Hornsea Mere is owned by Wassand Hall, situated to the west of the mere, and was purchased by the Hall's estate for £50 in the 16th century.

The mere is the base for Hornsea Sailing Club.

==RNAS Hornsea Mere==

A Royal Naval Air Service seaplane base was opened on the mere in September 1917. Initially, numbers 248 and 251 squadrons operated from RNAS Hornsea Mere with a headquarters at Killingholme. No. 251 Squadron operated non-water based aircraft so did not actually fly from Hornsea despite being based there.

The RNAS base was located on Kirkholme Nab, a small 6 acre peninsula that sticks out westwards from the eastern shore. The RNAS installed two Bessonneau hangars and two slipways from Kirkholme Nab which allowed a dozen seaplanes to be operated from the base.

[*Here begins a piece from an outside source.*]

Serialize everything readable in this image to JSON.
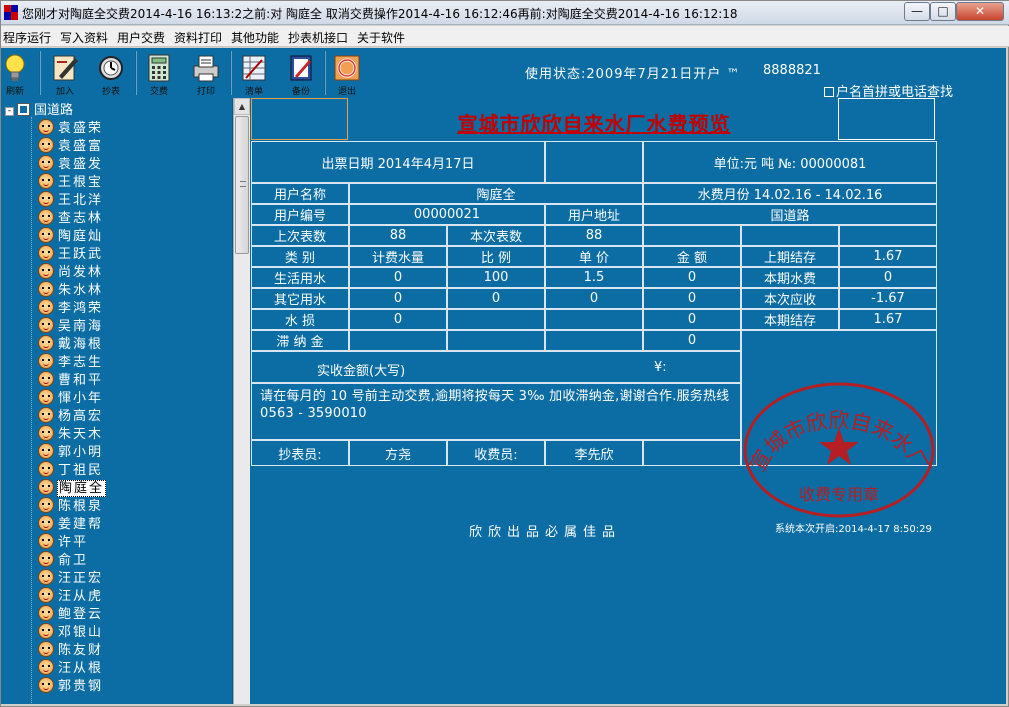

Various flights flew from here in coastal protection and submarine attack operations. These flights were eventually grouped together to form No. 248 Squadron who were commanded by No. 79 (Operations) Wing (who also commanded No. 251 Squadron, hence their allocation at Hornsea Mere).

A number of brick buildings left behind by the RAF in 1919 are still in use today, employed by the boatyard and the cafe which operate there. Despite being vacated by the RAF, the mere and the former RNAS buildings were used as a starting point for aerial practice runs on the bombing range at RAF Cowden on the East Yorkshire coast.